Friday, April 19, 2024

The ‘BTS effect’: How Indonesia should learn from South Korean soft ‘economy’ power

Reading Time: 3 minutes
Valina Zahra





As the current biggest Korean boy band in the world, BTS has been proving its status by breaking barriers and records – in or outside music industry – around the world.

In the music industry, they grabbed number one spots in music charts and have won many awards. Outside the music industry, they have a global campaign called “Love Yourself” to fight against violence and give their speech in the United Nation as UNICEF’s global ambassadors.

BTS’ contribution to South Korea so far

“Bangtan economy” is a nickname for BTS as a credit for contributing to South Korea’s culture, economy, and industry due to their popularity.

The economic effect

According to the Hyundai Research Institute in 2019, the overall BTS effect in the economy was 5.56 trillion won per year in South Korea (US$ 4.9 billion).

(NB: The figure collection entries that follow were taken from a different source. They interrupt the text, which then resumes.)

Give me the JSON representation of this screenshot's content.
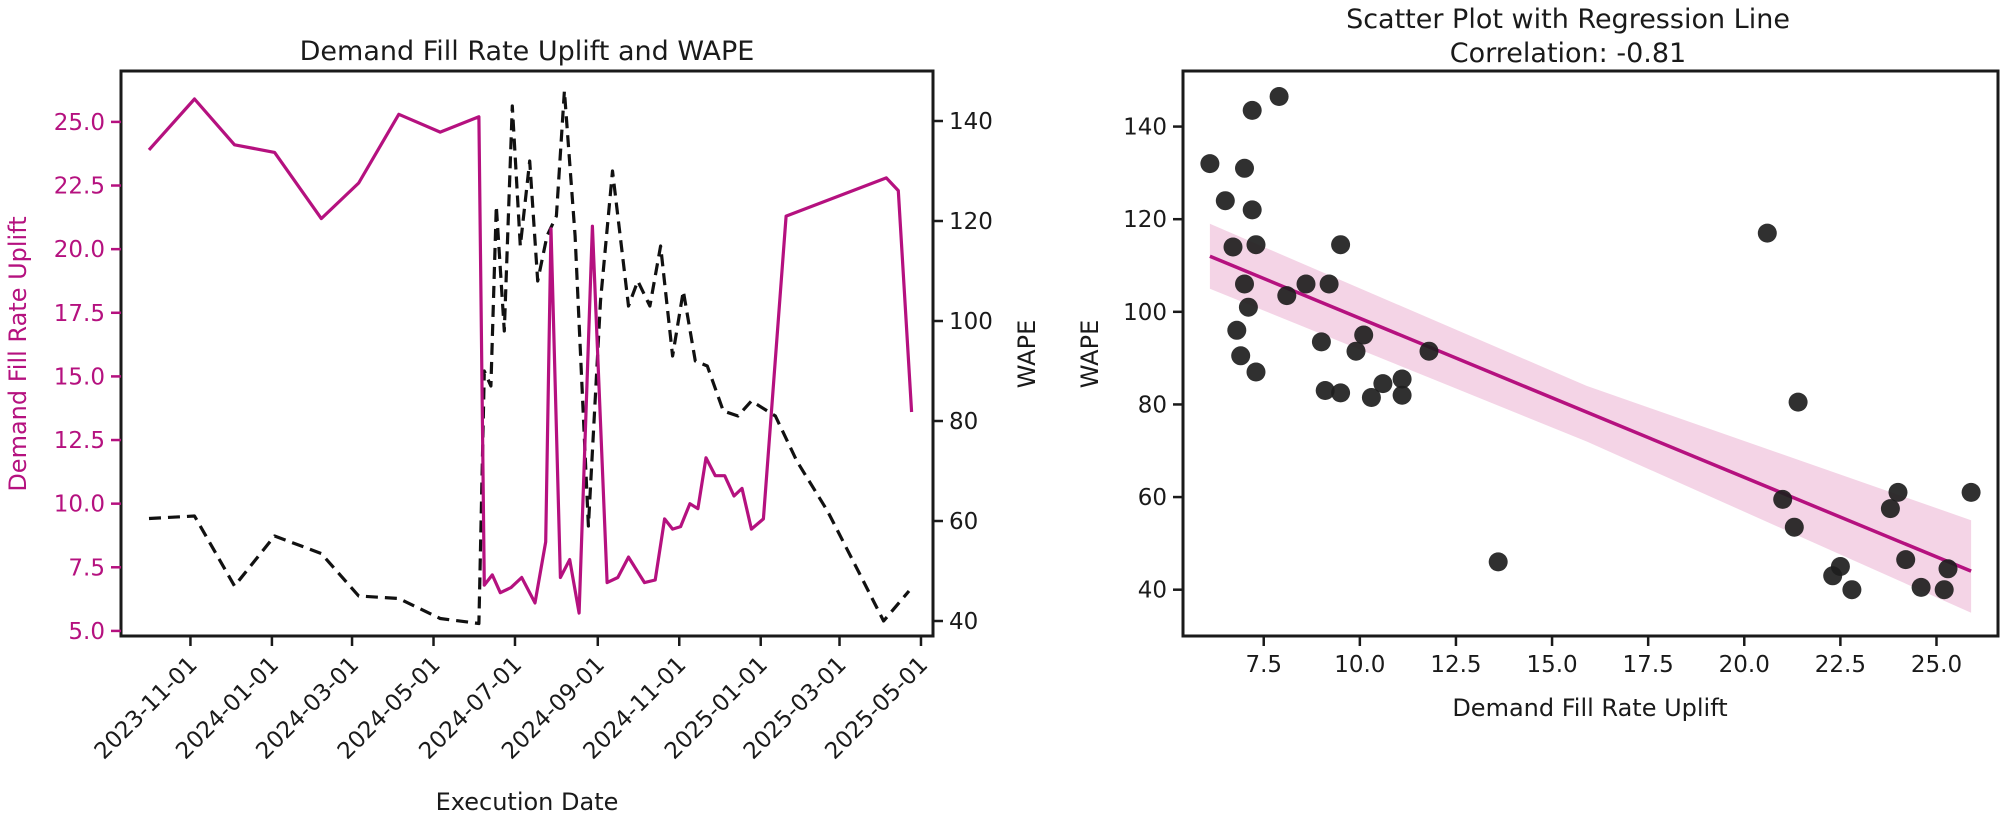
{
  "chart_data": [
    {
      "type": "line",
      "title": "Demand Fill Rate Uplift and WAPE",
      "xlabel": "Execution Date",
      "ylabel_left": "Demand Fill Rate Uplift",
      "ylabel_right": "WAPE",
      "ylim_left": [
        4.8,
        27
      ],
      "ylim_right": [
        37,
        150
      ],
      "yticks_left": [
        "5.0",
        "7.5",
        "10.0",
        "12.5",
        "15.0",
        "17.5",
        "20.0",
        "22.5",
        "25.0"
      ],
      "yticks_right": [
        "40",
        "60",
        "80",
        "100",
        "120",
        "140"
      ],
      "xticks": [
        "2023-11-01",
        "2024-01-01",
        "2024-03-01",
        "2024-05-01",
        "2024-07-01",
        "2024-09-01",
        "2024-11-01",
        "2025-01-01",
        "2025-03-01",
        "2025-05-01"
      ],
      "xlim": [
        "2023-09-10",
        "2025-05-10"
      ],
      "colors": {
        "uplift": "#b5117f",
        "wape": "#111111"
      },
      "series": [
        {
          "axis": "left",
          "style": "solid",
          "points": [
            [
              "2023-10-01",
              23.9
            ],
            [
              "2023-11-04",
              25.9
            ],
            [
              "2023-12-04",
              24.1
            ],
            [
              "2024-01-03",
              23.8
            ],
            [
              "2024-02-07",
              21.2
            ],
            [
              "2024-03-06",
              22.6
            ],
            [
              "2024-04-05",
              25.3
            ],
            [
              "2024-05-06",
              24.6
            ],
            [
              "2024-06-04",
              25.2
            ],
            [
              "2024-06-08",
              6.8
            ],
            [
              "2024-06-14",
              7.2
            ],
            [
              "2024-06-20",
              6.5
            ],
            [
              "2024-06-28",
              6.7
            ],
            [
              "2024-07-06",
              7.1
            ],
            [
              "2024-07-16",
              6.1
            ],
            [
              "2024-07-24",
              8.5
            ],
            [
              "2024-07-28",
              20.8
            ],
            [
              "2024-08-04",
              7.1
            ],
            [
              "2024-08-11",
              7.8
            ],
            [
              "2024-08-18",
              5.7
            ],
            [
              "2024-08-28",
              20.9
            ],
            [
              "2024-09-08",
              6.9
            ],
            [
              "2024-09-16",
              7.1
            ],
            [
              "2024-09-24",
              7.9
            ],
            [
              "2024-10-06",
              6.9
            ],
            [
              "2024-10-14",
              7.0
            ],
            [
              "2024-10-21",
              9.4
            ],
            [
              "2024-10-27",
              9.0
            ],
            [
              "2024-11-02",
              9.1
            ],
            [
              "2024-11-09",
              10.0
            ],
            [
              "2024-11-15",
              9.8
            ],
            [
              "2024-11-21",
              11.8
            ],
            [
              "2024-11-28",
              11.1
            ],
            [
              "2024-12-05",
              11.1
            ],
            [
              "2024-12-12",
              10.3
            ],
            [
              "2024-12-18",
              10.6
            ],
            [
              "2024-12-25",
              9.0
            ],
            [
              "2025-01-03",
              9.4
            ],
            [
              "2025-01-20",
              21.3
            ],
            [
              "2025-04-05",
              22.8
            ],
            [
              "2025-04-14",
              22.3
            ],
            [
              "2025-04-24",
              13.6
            ]
          ]
        },
        {
          "axis": "right",
          "style": "dashed",
          "points": [
            [
              "2023-10-01",
              60.5
            ],
            [
              "2023-11-04",
              61
            ],
            [
              "2023-12-04",
              47
            ],
            [
              "2024-01-03",
              57
            ],
            [
              "2024-02-07",
              53.5
            ],
            [
              "2024-03-06",
              45
            ],
            [
              "2024-04-05",
              44.5
            ],
            [
              "2024-05-06",
              40.5
            ],
            [
              "2024-06-04",
              39.5
            ],
            [
              "2024-06-08",
              90
            ],
            [
              "2024-06-13",
              87
            ],
            [
              "2024-06-17",
              123
            ],
            [
              "2024-06-23",
              98
            ],
            [
              "2024-06-29",
              143
            ],
            [
              "2024-07-05",
              115
            ],
            [
              "2024-07-12",
              132
            ],
            [
              "2024-07-18",
              108
            ],
            [
              "2024-07-25",
              117
            ],
            [
              "2024-08-01",
              121
            ],
            [
              "2024-08-07",
              146
            ],
            [
              "2024-08-15",
              117
            ],
            [
              "2024-08-25",
              59
            ],
            [
              "2024-09-03",
              104
            ],
            [
              "2024-09-12",
              130
            ],
            [
              "2024-09-24",
              103
            ],
            [
              "2024-10-01",
              108
            ],
            [
              "2024-10-10",
              103
            ],
            [
              "2024-10-18",
              115
            ],
            [
              "2024-10-27",
              93
            ],
            [
              "2024-11-04",
              106
            ],
            [
              "2024-11-13",
              92
            ],
            [
              "2024-11-22",
              91
            ],
            [
              "2024-12-04",
              82
            ],
            [
              "2024-12-15",
              81
            ],
            [
              "2024-12-25",
              84
            ],
            [
              "2025-01-12",
              81
            ],
            [
              "2025-01-28",
              72
            ],
            [
              "2025-02-20",
              62
            ],
            [
              "2025-03-15",
              50
            ],
            [
              "2025-04-03",
              40
            ],
            [
              "2025-04-22",
              46
            ]
          ]
        }
      ]
    },
    {
      "type": "scatter",
      "title": "Scatter Plot with Regression Line",
      "subtitle": "Correlation: -0.81",
      "xlabel": "Demand Fill Rate Uplift",
      "ylabel": "WAPE",
      "xlim": [
        5.4,
        26.6
      ],
      "ylim": [
        30,
        152
      ],
      "xticks": [
        "7.5",
        "10.0",
        "12.5",
        "15.0",
        "17.5",
        "20.0",
        "22.5",
        "25.0"
      ],
      "yticks": [
        "40",
        "60",
        "80",
        "100",
        "120",
        "140"
      ],
      "colors": {
        "points": "#1e1e1e",
        "regression": "#b5117f",
        "band": "#f2cde2"
      },
      "regression": {
        "x": [
          6.1,
          25.9
        ],
        "y": [
          112,
          44
        ]
      },
      "confidence_band": {
        "x": [
          6.1,
          15.9,
          25.9
        ],
        "upper": [
          119,
          84,
          55
        ],
        "lower": [
          105,
          72,
          35
        ]
      },
      "points": [
        [
          6.1,
          132
        ],
        [
          6.5,
          124
        ],
        [
          6.7,
          114
        ],
        [
          6.8,
          96
        ],
        [
          6.9,
          90.5
        ],
        [
          7.0,
          106
        ],
        [
          7.0,
          131
        ],
        [
          7.1,
          101
        ],
        [
          7.2,
          143.5
        ],
        [
          7.2,
          122
        ],
        [
          7.3,
          114.5
        ],
        [
          7.3,
          87
        ],
        [
          7.9,
          146.5
        ],
        [
          8.1,
          103.5
        ],
        [
          8.6,
          106
        ],
        [
          9.0,
          93.5
        ],
        [
          9.1,
          83
        ],
        [
          9.2,
          106
        ],
        [
          9.5,
          82.5
        ],
        [
          9.5,
          114.5
        ],
        [
          9.9,
          91.5
        ],
        [
          10.1,
          95
        ],
        [
          10.3,
          81.5
        ],
        [
          10.6,
          84.5
        ],
        [
          11.1,
          85.5
        ],
        [
          11.1,
          82
        ],
        [
          11.8,
          91.5
        ],
        [
          13.6,
          46
        ],
        [
          20.6,
          117
        ],
        [
          21.0,
          59.5
        ],
        [
          21.3,
          53.5
        ],
        [
          21.4,
          80.5
        ],
        [
          22.3,
          43
        ],
        [
          22.5,
          45
        ],
        [
          22.8,
          40
        ],
        [
          23.8,
          57.5
        ],
        [
          24.0,
          61
        ],
        [
          24.2,
          46.5
        ],
        [
          24.6,
          40.5
        ],
        [
          25.2,
          40
        ],
        [
          25.3,
          44.5
        ],
        [
          25.9,
          61
        ]
      ]
    }
  ]
}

The institute predicted that BTS would create a total of 56 trillion won over 10 years from 2014 to 2023. A total of 7,928 more jobs were also estimated to be created by Dynamite’s entry at No. 1 in the Hot 100 chart in 2020 with 1.23 trillion won in production sector and 480 billion won were added to the value. According to the Bank of Korea Economic Statistics System, South Korea’s BOP (balance of payments) for music and entertainment in the first quarter of 2019 was US$ 114.7 million.

The tourism effect

A survey by the Korea Tourism Organization revealed the top five BTS-related locations. The Seoul Metropolitan Government also credited BTS with assisting in the recovery of Seoul’s tourism industry.

The consumer goods exports effect

BTS has an annual influence on consumer goods such as clothing (US$ 2.026 billion), cosmetics (US$ 2.8 billion), and food (US$ 3.966 billion) in 2019. They also bring 600 billion won (US$ 504 million) profit Hyundai carmaker as the company’s global ambassadors.

BTS enlistment worry stakeholders

The day BTS announced their enlistment plan, the stock price of BigHit Music’s parent company, HYBE, plunged several percent. The enlistment created a worry among stakeholders and became a major debate in South Korea between society and the lawmakers.

In an interview with Reuters, Shinhan Investment Corp. analyst Ji In-hae said that “Sales from BTS will not disappear. Members’ individual activities, the release of content and photobooks already filmed and older album sales will be highly profitable. However, with the biggest moneymaker absent, the key [for HYBE] will be how much sales are made from new businesses.”

How Indonesia should learn from South Korean soft ‘economy’ power

It is not accurate to say that Indonesia cannot do “soft diplomacy” like South Korea. Every country has its own unique set of resources and priorities that shape its approach to international relations, and it is not fair to compare one country’s diplomacy to another’s in an absolute sense. That being said, it is true that South Korea has been particularly successful in using “soft power” as a tool of diplomacy. South Korea has been able to effectively use its popular culture, including music, television shows, and movies, as a way to build connections with other countries and to promote a positive image of itself internationally.

Indonesia, also has its own unique cultural assets that it can use to pursue soft diplomacy. For example, Indonesian cuisine, traditional music and dance, and natural beauty are all assets that could potentially be leveraged in diplomatic efforts. However, it is ultimately up to the government and other organizations within the country to decide how to best utilize these assets and what approach to take in their international relations. There are some lessons from South Korean that Indonesia can apply when it comes to its soft power diplomacy:

  • Consider to use their famous group band or an actress to be an influencer to speak up about some issues that happening in Indonesia;
  • Creative directors in Indonesia can actually create some spirits of the younger generation through dance and music to promote Indonesia;
  • Between private companies & government should work together in order to make the Indonesia’s soft power diplomacy successful.

Cultural cooperation between both countries is profitable for South Korea

There are many areas of cultural cooperation between Indonesia and South Korea. Here are a few examples:

Art and music: Indonesia and South Korea have a long history of cultural exchange in the arts and music. South Korean pop culture, in particular, has gained a large following in Indonesia, and many Indonesian artists have gained popularity in South Korea.

Film and television: Indonesia and South Korea have also cooperated in the film and television industries. For example, some South Korean films have been dubbed into Indonesian and have been screened in Indonesian theaters.

Education: Indonesia and South Korea have also worked together in the field of education. Many Indonesian students study abroad in South Korea, and South Korean universities have established partnerships with Indonesian universities.

Food: Indonesian and South Korean cuisine have both gained popularity around the world, and there has been cultural exchange in the culinary arts between the two countries.